Tuesday, August 26, 2025

Whites Never Invented Anything?

 


Joy Reid has recently claimed online that white people never invent anything. 

This is obviously wrong in terms of engineering or science. Does she mean culture?

No, still obviously wrong: Beethoven, Da Vinci, Shakespeare—which one was black? Andy Warhol?

Perhaps she is thinking only about pop culture? It is true that pop culture has always been a pathway to success for minorities and the poor—since it relies, more than other fields, on pure merit, on talent. 

But here too, it is not clear that non-whites have made the bigger mark. Not in comic books, or advertising, or popular literature, or comedy, or film. Here, it is the Jews who stand out.

But perhaps in popular music, at least? Reid cites rock and roll.

The one striking contribution by blacks to American culture is the sense of spontaneity in music. Contrast jazz with classical music, with its emphasis on practice and precision. This is where American music, and American culture, most obviously differs from European, and it is reasonable to assume this is from African influence.

I suspect this is what Reid is thinking of, and she is wrongly conflating “spontaneity” with “creativity.”

Beyond music, this spontaneity has also spread into other aspects of American culture—into Beat poetry in the fifties, for example. Although the Beat poets were almost all white.

For rock and roll, Reid has a case. Although sometime credited to country music through “roackabilly,” I too think rock and roll emerges mostly from gospel music: Sister Rosetta Tharpe. The idea of spontaneity in art seems to emerge naturally from the idea of spontaneity in worship—letting the spirit move you. 

That said, this spontaneous style of worship did not begin in black congregations. It flows from the theology of various “white” Protestant denominations emerging first in Europe, like the Quakers, the Methodists, the Baptists, the Pentecostals.  Emotional, spontaneous worship is particularly characteristic of many Scots-Irish congregations in the Appalachians—like the snake-handlers. In which direction did the influence really run?

Many of the early Gospel composers were white.

Speaking of the Appalachians, Scots and Irish musical traditions are at least as strong in the American vernacular as anything that can be traced to Africa. Country music, bluegrass, tap dancing, folk music, are all easily identifiable as Irish and Scottish in origin. 

These all no doubt mixed in with black congregations, and black traditions, in the local area--in the South.

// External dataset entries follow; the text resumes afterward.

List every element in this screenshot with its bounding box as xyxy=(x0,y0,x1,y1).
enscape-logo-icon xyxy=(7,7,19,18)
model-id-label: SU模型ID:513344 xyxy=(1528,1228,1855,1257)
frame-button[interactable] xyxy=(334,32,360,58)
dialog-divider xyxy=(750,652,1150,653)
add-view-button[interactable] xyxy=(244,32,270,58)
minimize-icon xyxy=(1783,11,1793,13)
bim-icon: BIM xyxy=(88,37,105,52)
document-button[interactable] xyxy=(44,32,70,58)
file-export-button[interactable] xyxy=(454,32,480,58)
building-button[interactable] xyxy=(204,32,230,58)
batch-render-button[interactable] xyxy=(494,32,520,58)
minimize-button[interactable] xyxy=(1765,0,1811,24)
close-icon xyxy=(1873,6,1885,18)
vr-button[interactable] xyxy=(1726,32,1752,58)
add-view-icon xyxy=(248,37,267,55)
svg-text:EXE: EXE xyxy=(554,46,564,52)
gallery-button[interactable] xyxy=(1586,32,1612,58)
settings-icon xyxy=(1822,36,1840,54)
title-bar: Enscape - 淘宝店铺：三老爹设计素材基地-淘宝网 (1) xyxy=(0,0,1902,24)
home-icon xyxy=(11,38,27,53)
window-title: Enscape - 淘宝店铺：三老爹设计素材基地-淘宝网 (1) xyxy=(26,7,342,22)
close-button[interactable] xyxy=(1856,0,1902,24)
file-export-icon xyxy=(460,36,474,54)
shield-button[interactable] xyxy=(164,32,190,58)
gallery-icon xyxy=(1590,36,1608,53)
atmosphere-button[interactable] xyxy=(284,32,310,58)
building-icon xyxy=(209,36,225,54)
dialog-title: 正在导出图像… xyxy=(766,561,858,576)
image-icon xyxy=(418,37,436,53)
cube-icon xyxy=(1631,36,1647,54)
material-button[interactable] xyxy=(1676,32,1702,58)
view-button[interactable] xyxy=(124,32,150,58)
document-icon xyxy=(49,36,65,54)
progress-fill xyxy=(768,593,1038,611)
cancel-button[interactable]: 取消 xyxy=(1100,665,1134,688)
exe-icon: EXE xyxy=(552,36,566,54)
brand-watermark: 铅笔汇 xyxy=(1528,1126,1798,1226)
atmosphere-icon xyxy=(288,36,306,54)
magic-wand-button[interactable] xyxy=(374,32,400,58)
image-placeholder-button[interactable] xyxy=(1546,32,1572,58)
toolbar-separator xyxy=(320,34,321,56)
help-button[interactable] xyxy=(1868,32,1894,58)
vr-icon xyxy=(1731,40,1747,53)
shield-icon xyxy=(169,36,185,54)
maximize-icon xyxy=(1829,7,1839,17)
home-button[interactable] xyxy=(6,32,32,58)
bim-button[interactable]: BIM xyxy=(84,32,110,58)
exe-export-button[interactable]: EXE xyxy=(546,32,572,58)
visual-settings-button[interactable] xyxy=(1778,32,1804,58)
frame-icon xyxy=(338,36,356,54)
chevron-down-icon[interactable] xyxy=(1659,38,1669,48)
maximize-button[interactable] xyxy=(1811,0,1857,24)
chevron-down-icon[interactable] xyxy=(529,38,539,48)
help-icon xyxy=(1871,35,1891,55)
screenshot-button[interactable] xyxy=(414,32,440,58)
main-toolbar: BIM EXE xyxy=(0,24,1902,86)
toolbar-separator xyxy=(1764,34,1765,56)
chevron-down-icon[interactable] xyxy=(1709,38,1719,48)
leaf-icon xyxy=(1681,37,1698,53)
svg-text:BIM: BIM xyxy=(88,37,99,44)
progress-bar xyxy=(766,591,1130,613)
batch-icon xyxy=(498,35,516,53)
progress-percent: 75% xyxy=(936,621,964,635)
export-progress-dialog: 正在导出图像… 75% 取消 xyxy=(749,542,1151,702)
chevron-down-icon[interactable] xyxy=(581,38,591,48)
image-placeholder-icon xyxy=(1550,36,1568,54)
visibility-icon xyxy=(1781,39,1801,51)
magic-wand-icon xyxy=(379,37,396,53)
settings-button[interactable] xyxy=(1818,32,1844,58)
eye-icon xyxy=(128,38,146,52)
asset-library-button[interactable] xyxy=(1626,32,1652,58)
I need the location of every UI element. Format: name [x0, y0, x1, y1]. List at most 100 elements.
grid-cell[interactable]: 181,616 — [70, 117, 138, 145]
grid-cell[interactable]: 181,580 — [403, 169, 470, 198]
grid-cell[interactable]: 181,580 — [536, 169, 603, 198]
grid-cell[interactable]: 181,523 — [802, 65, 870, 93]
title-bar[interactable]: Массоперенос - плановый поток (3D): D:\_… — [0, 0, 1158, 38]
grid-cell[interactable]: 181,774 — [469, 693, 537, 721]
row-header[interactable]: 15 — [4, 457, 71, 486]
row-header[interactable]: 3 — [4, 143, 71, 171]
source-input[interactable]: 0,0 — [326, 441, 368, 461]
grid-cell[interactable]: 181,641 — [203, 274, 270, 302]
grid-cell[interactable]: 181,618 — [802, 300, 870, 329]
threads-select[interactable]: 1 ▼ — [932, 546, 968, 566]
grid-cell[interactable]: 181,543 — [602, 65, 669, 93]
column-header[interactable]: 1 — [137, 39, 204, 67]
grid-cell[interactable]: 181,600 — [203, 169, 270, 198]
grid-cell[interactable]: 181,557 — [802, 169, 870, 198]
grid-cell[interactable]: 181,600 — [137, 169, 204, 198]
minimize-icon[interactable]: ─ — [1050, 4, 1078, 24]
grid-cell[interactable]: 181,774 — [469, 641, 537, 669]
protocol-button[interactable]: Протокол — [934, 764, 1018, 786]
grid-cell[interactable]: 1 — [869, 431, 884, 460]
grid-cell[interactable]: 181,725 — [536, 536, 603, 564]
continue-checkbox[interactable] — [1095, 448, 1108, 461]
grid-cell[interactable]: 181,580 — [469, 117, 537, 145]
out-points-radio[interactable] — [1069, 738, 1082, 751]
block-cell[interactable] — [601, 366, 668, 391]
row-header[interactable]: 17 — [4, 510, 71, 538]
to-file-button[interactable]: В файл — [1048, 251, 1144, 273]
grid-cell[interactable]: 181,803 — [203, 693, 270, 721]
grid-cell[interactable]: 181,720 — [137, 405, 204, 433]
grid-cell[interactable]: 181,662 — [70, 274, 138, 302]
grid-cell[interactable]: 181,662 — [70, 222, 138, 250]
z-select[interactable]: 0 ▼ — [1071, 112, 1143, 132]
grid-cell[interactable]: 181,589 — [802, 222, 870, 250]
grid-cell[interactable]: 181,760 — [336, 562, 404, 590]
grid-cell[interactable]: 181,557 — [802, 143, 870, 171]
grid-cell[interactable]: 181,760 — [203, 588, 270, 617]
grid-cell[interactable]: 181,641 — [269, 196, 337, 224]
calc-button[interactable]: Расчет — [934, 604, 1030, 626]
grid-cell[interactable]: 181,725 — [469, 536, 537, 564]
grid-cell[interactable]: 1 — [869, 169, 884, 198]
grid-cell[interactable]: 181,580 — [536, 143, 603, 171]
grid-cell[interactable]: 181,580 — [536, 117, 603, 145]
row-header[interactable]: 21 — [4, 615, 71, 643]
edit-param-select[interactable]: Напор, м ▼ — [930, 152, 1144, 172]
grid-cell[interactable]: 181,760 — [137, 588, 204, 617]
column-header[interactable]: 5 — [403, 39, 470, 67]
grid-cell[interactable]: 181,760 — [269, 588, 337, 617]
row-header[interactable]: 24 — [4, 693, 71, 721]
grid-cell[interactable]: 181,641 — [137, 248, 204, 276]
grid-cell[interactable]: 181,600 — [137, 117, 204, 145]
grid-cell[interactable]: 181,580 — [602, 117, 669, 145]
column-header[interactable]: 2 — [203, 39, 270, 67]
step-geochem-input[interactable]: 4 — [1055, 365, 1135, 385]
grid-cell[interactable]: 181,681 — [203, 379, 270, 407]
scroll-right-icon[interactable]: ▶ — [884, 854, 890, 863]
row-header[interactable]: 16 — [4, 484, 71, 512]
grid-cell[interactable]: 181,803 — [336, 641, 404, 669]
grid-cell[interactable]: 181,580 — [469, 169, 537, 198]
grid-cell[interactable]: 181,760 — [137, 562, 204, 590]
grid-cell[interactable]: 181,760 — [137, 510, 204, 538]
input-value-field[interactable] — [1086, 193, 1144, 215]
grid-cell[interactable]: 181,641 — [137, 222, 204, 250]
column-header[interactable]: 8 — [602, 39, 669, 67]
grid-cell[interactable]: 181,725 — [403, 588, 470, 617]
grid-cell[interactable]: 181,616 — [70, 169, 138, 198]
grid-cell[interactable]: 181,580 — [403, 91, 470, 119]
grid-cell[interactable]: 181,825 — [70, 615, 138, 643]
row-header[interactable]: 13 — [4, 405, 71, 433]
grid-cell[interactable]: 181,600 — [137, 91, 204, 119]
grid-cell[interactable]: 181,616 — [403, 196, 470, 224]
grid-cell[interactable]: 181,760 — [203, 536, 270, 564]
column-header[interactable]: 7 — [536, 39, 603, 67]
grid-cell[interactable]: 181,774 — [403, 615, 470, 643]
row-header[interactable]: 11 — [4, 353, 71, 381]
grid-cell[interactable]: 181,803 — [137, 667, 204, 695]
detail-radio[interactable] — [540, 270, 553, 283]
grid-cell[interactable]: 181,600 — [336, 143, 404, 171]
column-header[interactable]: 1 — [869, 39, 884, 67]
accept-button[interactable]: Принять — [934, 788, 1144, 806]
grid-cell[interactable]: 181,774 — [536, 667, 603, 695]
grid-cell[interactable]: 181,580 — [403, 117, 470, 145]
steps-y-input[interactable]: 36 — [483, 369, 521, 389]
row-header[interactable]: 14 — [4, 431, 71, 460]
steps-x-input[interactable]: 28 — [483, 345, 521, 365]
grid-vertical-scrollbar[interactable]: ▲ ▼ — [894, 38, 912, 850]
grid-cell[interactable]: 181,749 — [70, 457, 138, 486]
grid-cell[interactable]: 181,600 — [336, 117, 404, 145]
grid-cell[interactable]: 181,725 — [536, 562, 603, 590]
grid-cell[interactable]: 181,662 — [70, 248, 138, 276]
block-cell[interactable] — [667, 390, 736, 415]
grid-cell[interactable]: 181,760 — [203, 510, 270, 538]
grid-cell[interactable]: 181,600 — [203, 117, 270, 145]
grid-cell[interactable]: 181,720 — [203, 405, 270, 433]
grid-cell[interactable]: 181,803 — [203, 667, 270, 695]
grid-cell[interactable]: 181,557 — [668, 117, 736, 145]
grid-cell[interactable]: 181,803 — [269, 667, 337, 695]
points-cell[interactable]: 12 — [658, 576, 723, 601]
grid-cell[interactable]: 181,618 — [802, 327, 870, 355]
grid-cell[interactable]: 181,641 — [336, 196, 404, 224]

And the people mixed too. 

Over one third of African-Americans have Irish ancestry. Beyonce, Billie Holiday, Alicia Keys, Mariah Carey, Rhiannon Giddens, may identify as “African American,” but they certainly have Irish ancestors as well, and much of their musicality and musical heritage may come from that line.

The spontaneity goes with the Protestant heritage of the United States, and the fact that it is, uniquely, a classless society. And it is deceptive and divisive to speak of “black culture” as opposed to American culture.